Monday, October 10, 2005

The Faithfulness of Jesus Christ

Thanks to a young TEDS graduate named Josh Jipp, over the past few years I've found myself intrigued by discussion of the faithfulness of Christ or PISTIS CHRISTOU in several places in Paul's letters (Rom. 3.22, 26; Gal. 2.16; 3.22; Eph. 3.12 and Phil. 3.9). Richard Hays book on the topic is excellent, though perhaps overstated, and he invigorated a debate that had become stale. John McRay in his recent volume Paul: His Life and Teaching has an interesting chapter on the genitive construction and opts in favour of a subjective genitive, i.e. Christ's faithfulness. He schemetizes his argument for the subjective genitive as follows (pp. 258-59):

1. The construction pistis followed by a genitive of person or of a personal pronoun occurs in Paul's writings 24 times. All of them refer to the faith of the individual, never faith in the individual.

a. 20 times of individual Christians.
b. Once of God himself, Rom. 3.3
c. Twice of Abraham, Rom. 4.12, 16.
d. Once to anyone who has faith reckoned as righteousness, Rom. 4.5

2. A change of idiom occurs in Gal. 2.16.

There is the change from pistis christou with episteusamen Christon Iesoun.

3. The Syria Peshitta understands it as a subjective.

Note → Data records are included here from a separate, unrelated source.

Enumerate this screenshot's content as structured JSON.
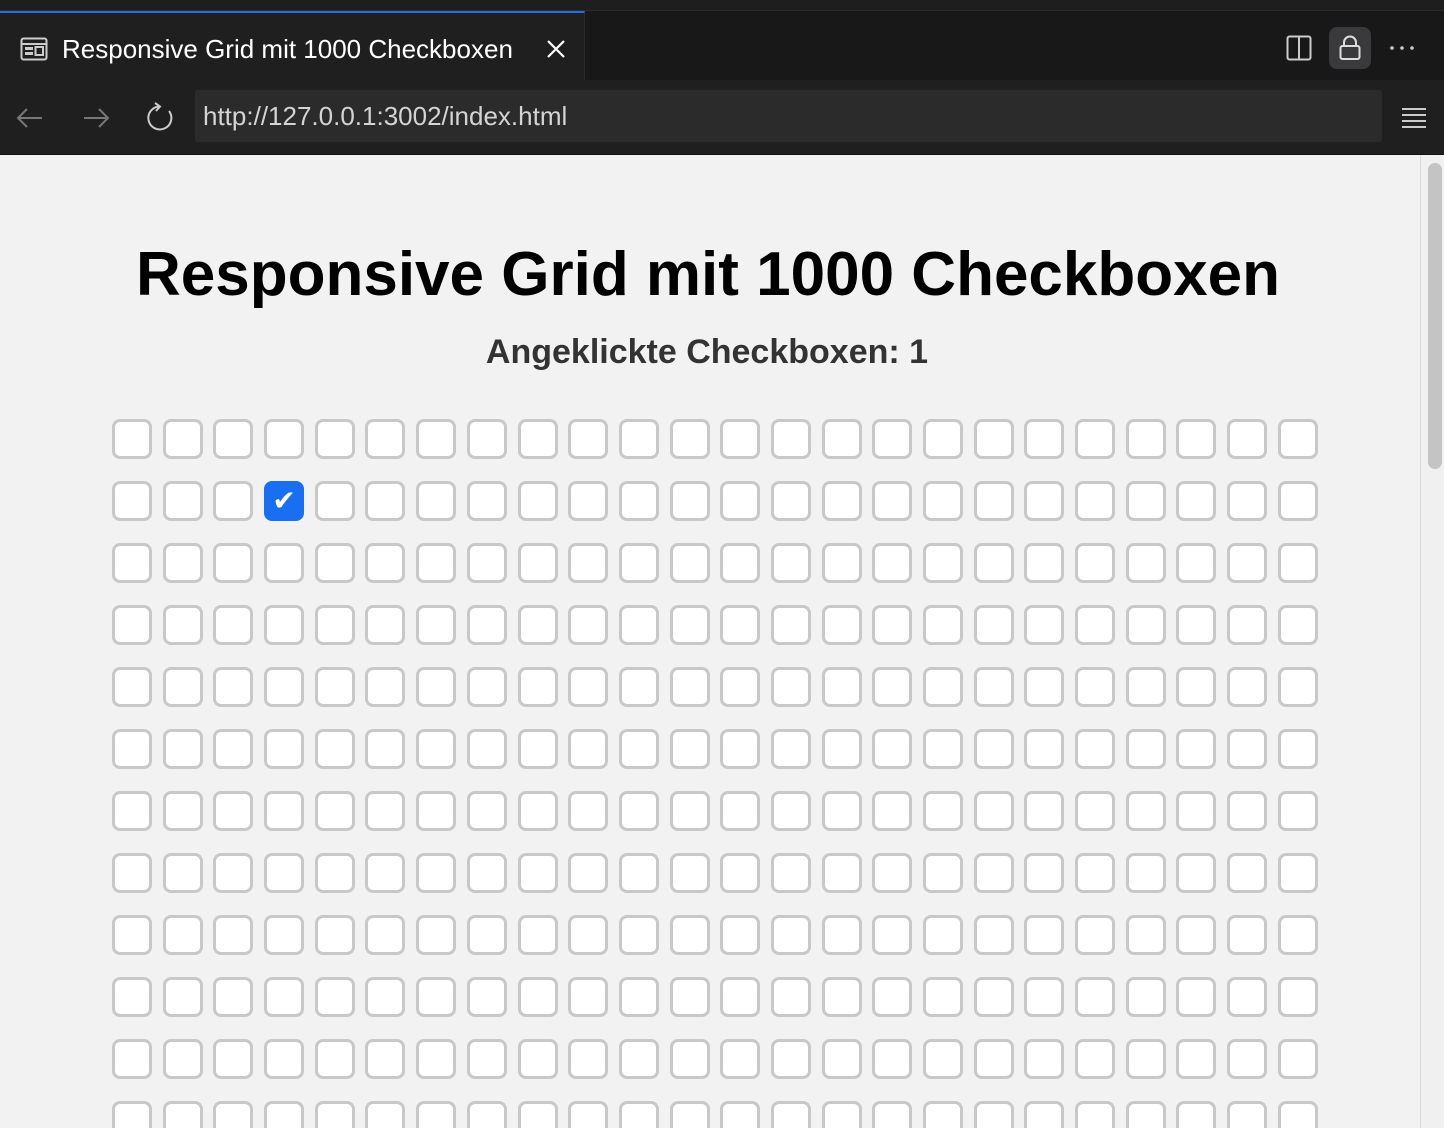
{
  "browser": {
    "tab_title": "Responsive Grid mit 1000 Checkboxen",
    "url": "http://127.0.0.1:3002/index.html",
    "icons": {
      "tab": "page-preview-icon",
      "close": "close-icon",
      "split": "split-editor-icon",
      "lock": "lock-icon",
      "more": "more-icon",
      "back": "back-arrow-icon",
      "forward": "forward-arrow-icon",
      "reload": "reload-icon",
      "menu": "menu-icon"
    },
    "accent": "#1f6feb"
  },
  "page": {
    "title": "Responsive Grid mit 1000 Checkboxen",
    "counter_label": "Angeklickte Checkboxen:",
    "counter_value": "1",
    "grid": {
      "columns": 24,
      "visible_rows": 12,
      "checked": [
        {
          "row": 2,
          "col": 4
        }
      ],
      "checked_color": "#1a6ff0"
    }
  }
}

a. Gal. 2.16: "Therefore we know that a man is not justified from works of the law, but by the faith of Jesus the Messiah, and we believe in him, in Jesus the Messiah, that from his faith, that of the Messiah, we might be justified, and not from the works of the law."
b. Eph. 3.12:"In him we have the boldness and teh access in teh confidense of his faith".

4. Luther was the first exegete to translate the construction as "faith in". [Note, this is patternly false!]

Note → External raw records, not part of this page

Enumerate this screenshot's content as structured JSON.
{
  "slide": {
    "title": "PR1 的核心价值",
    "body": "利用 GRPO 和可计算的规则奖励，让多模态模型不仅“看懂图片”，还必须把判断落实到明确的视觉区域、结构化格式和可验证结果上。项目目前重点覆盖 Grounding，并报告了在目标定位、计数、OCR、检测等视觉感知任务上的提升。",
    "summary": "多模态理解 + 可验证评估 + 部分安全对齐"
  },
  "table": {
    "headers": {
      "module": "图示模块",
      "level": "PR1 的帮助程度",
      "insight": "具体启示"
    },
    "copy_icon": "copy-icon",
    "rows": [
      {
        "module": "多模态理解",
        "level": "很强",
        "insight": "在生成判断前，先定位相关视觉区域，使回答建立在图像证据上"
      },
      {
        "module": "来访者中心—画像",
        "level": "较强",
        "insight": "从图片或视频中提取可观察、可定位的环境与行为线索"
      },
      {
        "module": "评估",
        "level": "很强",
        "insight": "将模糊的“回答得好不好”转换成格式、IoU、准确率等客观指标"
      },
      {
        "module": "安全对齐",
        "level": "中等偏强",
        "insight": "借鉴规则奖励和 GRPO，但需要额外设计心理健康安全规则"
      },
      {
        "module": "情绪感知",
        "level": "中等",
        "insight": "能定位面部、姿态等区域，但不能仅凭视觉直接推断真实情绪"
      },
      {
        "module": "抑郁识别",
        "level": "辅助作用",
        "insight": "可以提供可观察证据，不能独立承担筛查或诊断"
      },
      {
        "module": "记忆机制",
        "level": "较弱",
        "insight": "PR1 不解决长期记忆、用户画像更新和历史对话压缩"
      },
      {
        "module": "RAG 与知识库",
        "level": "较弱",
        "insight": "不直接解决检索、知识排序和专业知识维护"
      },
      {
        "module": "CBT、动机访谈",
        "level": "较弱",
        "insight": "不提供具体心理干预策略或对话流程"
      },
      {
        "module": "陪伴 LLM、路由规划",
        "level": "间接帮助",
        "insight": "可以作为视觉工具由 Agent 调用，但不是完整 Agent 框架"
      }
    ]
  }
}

In sum, I think it highly probable that Eph. 3.12 is a subjective genitive since the definite article + the genitive normally indicates a subjective genitive. The thought also comports closely with Hebrews 3.6 which espouses a similar idea. I think it most probable that Phil. 3.9 is a subjective gentivie due to the parrallelism of the verses and the preceding context of Phil. 2.5-11 which emphasizes the obedience of Christ. I translate Phil. 3.7-9 as follows:

For his sake I have suffered the loss of all things, and I regard them as human filth, in order that I may gain Messiah and be found in him, not having a righteousness of my own that comes from the Law, but one that comes through the faithfulness of the Messiah, the righteousness from God based upon faith.

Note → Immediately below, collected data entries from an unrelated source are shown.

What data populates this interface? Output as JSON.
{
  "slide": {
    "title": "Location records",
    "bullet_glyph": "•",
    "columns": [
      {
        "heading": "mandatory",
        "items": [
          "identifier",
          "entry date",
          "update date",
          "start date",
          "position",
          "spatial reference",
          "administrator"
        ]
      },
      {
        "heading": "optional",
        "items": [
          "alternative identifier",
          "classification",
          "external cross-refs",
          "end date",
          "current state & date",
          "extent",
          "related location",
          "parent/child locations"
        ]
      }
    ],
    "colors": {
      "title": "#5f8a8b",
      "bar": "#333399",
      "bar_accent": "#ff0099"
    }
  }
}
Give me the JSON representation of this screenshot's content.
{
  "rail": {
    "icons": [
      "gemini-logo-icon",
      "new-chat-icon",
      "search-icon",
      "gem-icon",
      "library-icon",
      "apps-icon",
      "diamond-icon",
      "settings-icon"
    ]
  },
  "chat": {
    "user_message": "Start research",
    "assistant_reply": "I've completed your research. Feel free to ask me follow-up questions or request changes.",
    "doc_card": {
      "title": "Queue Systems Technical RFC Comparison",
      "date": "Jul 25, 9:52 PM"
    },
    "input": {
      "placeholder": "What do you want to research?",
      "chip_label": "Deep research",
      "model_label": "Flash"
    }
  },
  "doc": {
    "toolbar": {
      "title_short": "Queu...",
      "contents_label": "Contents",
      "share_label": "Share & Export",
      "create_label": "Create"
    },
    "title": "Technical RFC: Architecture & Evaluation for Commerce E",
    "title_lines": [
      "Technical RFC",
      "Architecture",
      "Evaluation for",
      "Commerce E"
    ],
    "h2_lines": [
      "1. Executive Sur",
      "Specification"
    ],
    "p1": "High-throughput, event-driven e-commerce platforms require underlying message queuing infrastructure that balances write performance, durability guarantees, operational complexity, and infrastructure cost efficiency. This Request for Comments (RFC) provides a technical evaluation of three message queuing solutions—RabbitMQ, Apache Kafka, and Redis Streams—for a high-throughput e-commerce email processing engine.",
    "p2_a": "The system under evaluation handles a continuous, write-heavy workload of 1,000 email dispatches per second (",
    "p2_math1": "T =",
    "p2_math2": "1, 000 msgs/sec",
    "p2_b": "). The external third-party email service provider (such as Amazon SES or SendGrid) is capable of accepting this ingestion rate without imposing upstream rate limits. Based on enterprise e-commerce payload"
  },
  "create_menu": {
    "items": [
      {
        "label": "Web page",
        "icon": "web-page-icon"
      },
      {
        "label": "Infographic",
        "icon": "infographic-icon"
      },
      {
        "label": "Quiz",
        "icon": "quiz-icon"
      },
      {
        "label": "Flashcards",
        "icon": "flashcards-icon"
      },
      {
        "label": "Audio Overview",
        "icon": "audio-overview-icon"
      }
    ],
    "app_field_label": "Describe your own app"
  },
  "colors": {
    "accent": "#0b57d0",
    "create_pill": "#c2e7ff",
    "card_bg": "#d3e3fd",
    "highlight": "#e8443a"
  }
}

I don't think the references in Galatians and Romans are subjective genitives since Paul is simply being emphatic (not redundant) in Rom. 3.22 about justification being by faith. Perhaps the most compelling piece of evidence against a widespread reading of the subjective genitive is that the Greek-speaking early church Fathers like Chrysostom did not interpret them as subjective genitives!

The best summary of the debate I have read comes from Tonstad, Sigve. 2002. ‘pistis christou: Reading Paul in a New Paradigm.’ AUSS 40: 37-59.

A good refutation of the subjective genitive interpretation can be found in the Pauline Theologies of either James Dunn or Thomas Schreiner.

3 comments:

metalepsis said...

You also might want to read the various articles on the subject by Barry Matlock (UShef), and his upcoming book promises to be engaging too (I don't know the publication date yet).

Cheers

Michael F. Bird said...

Yeah,
I'm aware of Matlock's stuff and he is a definitely a key player in the debate.

Sharad Yadav said...

Mike,

Though not a key player, another interesting summary of the issue in a different context appeared in a book called Paul Among the Postliberals by Doug Harink.